Bei der letzten Standortkontrolle im November zeigte sich ein sehr erfreuliches Bild: Allen Völkern geht es gut. Ein Blick auf den Boden (Gemülldiagnose) bestätigte, dass die Völker vital sind und ruhig sitzen. Es gab keine Ausfälle zu verzeichnen. Dabei wurden noch drei Drohnenwaben gefunden, die von mir immer dann in den Boden gelegt werden, wenn darin noch Honig ist, den die Bienen verwenden sollen. Natürlich ist dann keine Varroadiagnose mehr möglich – allerdings "schlecken" die Bienen diesen Honig meist sehr schnell auf.
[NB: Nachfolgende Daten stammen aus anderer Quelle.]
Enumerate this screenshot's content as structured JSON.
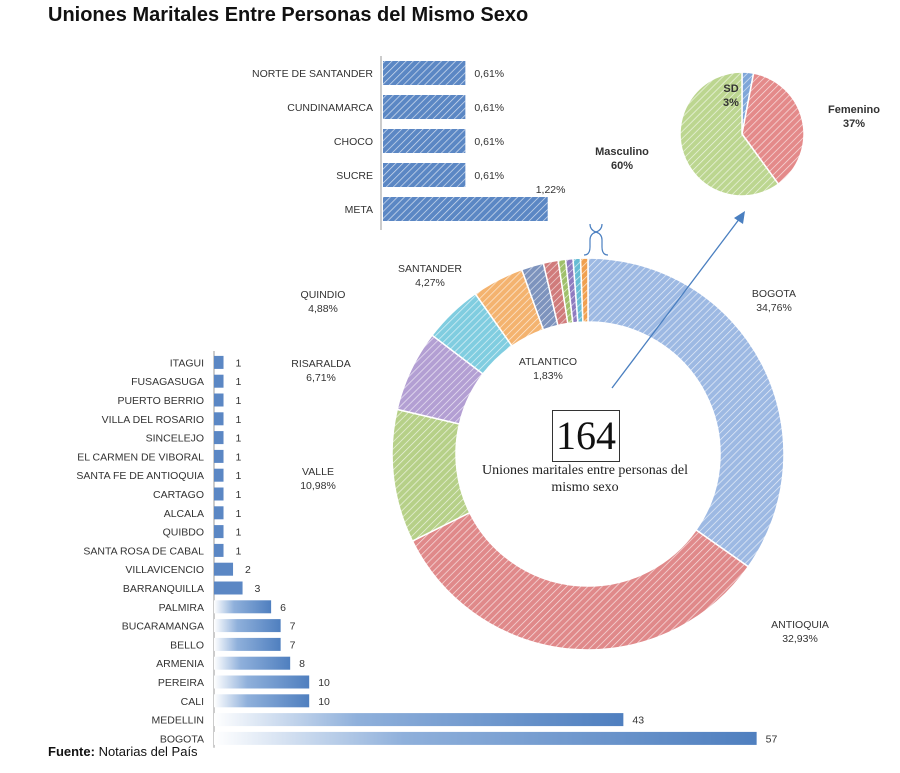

Um die Winterruhe nicht zu stören, beschränkten sich die Arbeiten auf Außenkontrollen. Die Fluglöcher bzw. Fluglochschieber wurden kontrolliert, um sicherzustellen, dass keine ungebetenen Gäste eindringen können (Mäuse). Alles ist sicher und für den Winter bereit.
Im November ist es wichtig, die Bienen so wenig wie möglich zu stören, da sie sich in der Wintertraube befinden und Energie sparen. Die Wintertraube ist eine faszinierende Überlebensstrategie der Bienen: Sie bilden eine dichte Kugel, in deren Inneren sie durch Muskelzittern Wärme erzeugen. So halten sie die Königin und sich selbst warm. Diese Ruhephase ist entscheidend für das Überleben der Völker bis zum Frühjahr.